Tuesday 22 July 2008

Michael Newman






Michael Newman was born in the village of Alderton in 1943, but his first home was at Little Washbourne, where my family kept the pub – The Hobnails. In all, Hobnails was in the family for 256 years, as Michael says,' a Royal lineage, if you like. Living in a pub, I could never make out where the customers went at night. My mother used to say: They've gone to private houses. But why would they want to do that? Weren't they lonely?

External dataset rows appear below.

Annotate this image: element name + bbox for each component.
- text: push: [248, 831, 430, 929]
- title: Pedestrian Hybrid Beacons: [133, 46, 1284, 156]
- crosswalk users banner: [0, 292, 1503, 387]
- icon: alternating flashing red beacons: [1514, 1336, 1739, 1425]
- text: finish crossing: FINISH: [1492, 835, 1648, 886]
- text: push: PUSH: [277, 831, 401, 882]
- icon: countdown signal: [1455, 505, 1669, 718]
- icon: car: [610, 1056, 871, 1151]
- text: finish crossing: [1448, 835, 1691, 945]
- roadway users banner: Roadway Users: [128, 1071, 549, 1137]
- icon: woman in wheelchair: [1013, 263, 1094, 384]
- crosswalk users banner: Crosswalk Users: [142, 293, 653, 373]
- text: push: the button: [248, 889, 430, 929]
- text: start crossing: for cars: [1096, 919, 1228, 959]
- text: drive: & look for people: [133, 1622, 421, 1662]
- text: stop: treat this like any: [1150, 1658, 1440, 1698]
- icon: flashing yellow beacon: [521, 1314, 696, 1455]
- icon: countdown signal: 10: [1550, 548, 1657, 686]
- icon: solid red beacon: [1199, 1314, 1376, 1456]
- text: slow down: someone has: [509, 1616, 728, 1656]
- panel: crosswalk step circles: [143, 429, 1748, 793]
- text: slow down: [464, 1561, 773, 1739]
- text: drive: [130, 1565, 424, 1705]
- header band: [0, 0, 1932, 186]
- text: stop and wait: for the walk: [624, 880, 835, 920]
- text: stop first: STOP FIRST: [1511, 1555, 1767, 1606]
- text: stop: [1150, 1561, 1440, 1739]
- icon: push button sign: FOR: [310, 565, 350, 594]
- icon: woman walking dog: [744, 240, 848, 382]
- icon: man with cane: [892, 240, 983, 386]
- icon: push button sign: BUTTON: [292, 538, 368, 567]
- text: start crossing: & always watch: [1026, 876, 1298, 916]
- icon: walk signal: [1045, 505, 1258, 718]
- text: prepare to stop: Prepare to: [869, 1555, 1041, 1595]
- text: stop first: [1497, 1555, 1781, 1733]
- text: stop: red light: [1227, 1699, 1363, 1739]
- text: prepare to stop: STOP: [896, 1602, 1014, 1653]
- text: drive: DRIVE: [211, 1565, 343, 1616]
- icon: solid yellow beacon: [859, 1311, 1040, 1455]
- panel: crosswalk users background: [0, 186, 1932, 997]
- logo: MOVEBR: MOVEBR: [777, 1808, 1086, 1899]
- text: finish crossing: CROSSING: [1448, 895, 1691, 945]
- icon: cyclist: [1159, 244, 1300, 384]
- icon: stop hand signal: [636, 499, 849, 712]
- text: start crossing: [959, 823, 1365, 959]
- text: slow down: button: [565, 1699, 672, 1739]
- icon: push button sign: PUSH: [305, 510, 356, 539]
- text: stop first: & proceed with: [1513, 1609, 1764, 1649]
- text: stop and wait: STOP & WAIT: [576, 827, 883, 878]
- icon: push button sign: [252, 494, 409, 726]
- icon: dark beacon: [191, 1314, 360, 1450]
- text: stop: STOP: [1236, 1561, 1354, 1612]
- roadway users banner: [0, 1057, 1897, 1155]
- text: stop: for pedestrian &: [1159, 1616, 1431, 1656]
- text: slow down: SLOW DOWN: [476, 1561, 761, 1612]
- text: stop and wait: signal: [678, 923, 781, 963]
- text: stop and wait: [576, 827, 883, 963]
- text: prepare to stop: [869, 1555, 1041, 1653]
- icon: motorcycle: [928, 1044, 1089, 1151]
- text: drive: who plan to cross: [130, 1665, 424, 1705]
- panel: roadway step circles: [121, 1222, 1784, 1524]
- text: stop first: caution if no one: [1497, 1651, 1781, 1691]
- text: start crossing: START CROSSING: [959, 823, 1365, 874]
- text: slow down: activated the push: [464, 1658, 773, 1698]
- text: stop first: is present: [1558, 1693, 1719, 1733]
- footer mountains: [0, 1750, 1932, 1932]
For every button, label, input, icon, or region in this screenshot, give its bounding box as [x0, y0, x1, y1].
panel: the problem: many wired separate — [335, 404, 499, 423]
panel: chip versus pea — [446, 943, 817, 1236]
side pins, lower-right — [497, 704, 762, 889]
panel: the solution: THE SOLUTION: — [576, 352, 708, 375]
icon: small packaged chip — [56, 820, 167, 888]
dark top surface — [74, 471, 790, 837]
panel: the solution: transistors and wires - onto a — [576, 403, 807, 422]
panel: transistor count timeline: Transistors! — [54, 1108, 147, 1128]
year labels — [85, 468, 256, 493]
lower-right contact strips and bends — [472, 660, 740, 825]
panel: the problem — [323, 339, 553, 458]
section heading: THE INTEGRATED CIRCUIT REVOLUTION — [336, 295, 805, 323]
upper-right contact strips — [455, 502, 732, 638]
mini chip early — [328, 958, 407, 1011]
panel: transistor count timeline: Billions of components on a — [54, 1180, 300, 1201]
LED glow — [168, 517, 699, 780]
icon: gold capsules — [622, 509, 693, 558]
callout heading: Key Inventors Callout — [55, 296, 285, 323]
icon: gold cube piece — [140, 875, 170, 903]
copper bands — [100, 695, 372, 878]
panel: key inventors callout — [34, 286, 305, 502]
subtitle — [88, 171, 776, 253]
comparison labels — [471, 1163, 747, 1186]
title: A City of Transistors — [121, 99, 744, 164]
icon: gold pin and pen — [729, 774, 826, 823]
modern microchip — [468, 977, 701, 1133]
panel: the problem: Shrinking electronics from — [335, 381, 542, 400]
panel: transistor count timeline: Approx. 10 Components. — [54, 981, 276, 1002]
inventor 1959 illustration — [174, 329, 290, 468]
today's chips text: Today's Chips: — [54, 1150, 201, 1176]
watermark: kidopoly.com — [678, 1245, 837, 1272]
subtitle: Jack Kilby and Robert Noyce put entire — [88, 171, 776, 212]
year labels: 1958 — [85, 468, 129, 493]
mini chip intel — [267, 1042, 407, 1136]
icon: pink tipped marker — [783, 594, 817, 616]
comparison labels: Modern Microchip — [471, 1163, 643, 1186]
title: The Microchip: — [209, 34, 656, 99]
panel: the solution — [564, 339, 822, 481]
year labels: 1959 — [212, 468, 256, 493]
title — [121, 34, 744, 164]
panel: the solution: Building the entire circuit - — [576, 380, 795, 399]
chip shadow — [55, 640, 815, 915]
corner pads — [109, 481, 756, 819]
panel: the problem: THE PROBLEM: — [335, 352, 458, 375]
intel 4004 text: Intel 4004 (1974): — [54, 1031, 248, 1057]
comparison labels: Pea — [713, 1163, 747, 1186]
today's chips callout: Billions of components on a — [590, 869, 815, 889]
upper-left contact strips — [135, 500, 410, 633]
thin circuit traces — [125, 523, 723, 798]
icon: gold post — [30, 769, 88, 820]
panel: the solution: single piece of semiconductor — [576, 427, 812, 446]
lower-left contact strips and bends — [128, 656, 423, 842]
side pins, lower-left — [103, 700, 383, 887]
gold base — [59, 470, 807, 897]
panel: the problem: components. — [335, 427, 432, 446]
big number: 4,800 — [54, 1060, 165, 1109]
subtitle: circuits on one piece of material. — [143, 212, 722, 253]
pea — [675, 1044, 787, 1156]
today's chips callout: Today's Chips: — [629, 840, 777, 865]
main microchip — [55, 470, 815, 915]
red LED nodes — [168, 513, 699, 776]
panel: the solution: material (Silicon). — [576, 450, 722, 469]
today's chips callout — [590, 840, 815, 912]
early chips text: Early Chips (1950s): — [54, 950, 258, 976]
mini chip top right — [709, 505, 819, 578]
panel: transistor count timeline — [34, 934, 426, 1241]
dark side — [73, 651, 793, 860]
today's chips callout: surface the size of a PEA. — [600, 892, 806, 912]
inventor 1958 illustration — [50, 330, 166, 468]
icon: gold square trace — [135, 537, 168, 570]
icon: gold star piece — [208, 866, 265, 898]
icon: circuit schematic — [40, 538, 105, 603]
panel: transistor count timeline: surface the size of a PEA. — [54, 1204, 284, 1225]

Briefly, Michael did study for teaching, but found it was not the career for him. He has been a civil servant, a gardener and a farmworker, and even a security guard. Anything, in fact, that gave him the freedom to be a poet. 'Poems are my public diary,' he says, 'to think the unthinkable, to express the inexpressible.' The Cotswold countryside has always influenced his writing. Ultimately, though, all a poet can do, he says 'is to play with words. That is his raison d'etre. But if a resonance lingers...a phrase sticks...who knows?'

He has been published in several magazines, most notably Envoi, Acumen, Weyfarers, Critical
Quarterly, The Interpreter's House. His family did not intended that he should be a poet. Both his father and my grandmother were science teachers, and that was the path plotted for him, mathematics, in fact. However, both his grandfathers played the violin, the one in a semi-professional symphony orchestra (St.Pauls), the other in a high-class dance band (Lehar, Strauss etc). 'Sometimes art in the blood takes strange forms,' he says, 'and I became a poet.'

One of his biggest moments was winning the Southport International Poetry Competition. The poem came first out of 890 entries, giving him a rather special feeling. He has also won the poetry section of Cheltenham Competitive Festival on four occasions.

However, the Cotswolds have been his passion, and symbolise for him the very bedrock of poetry.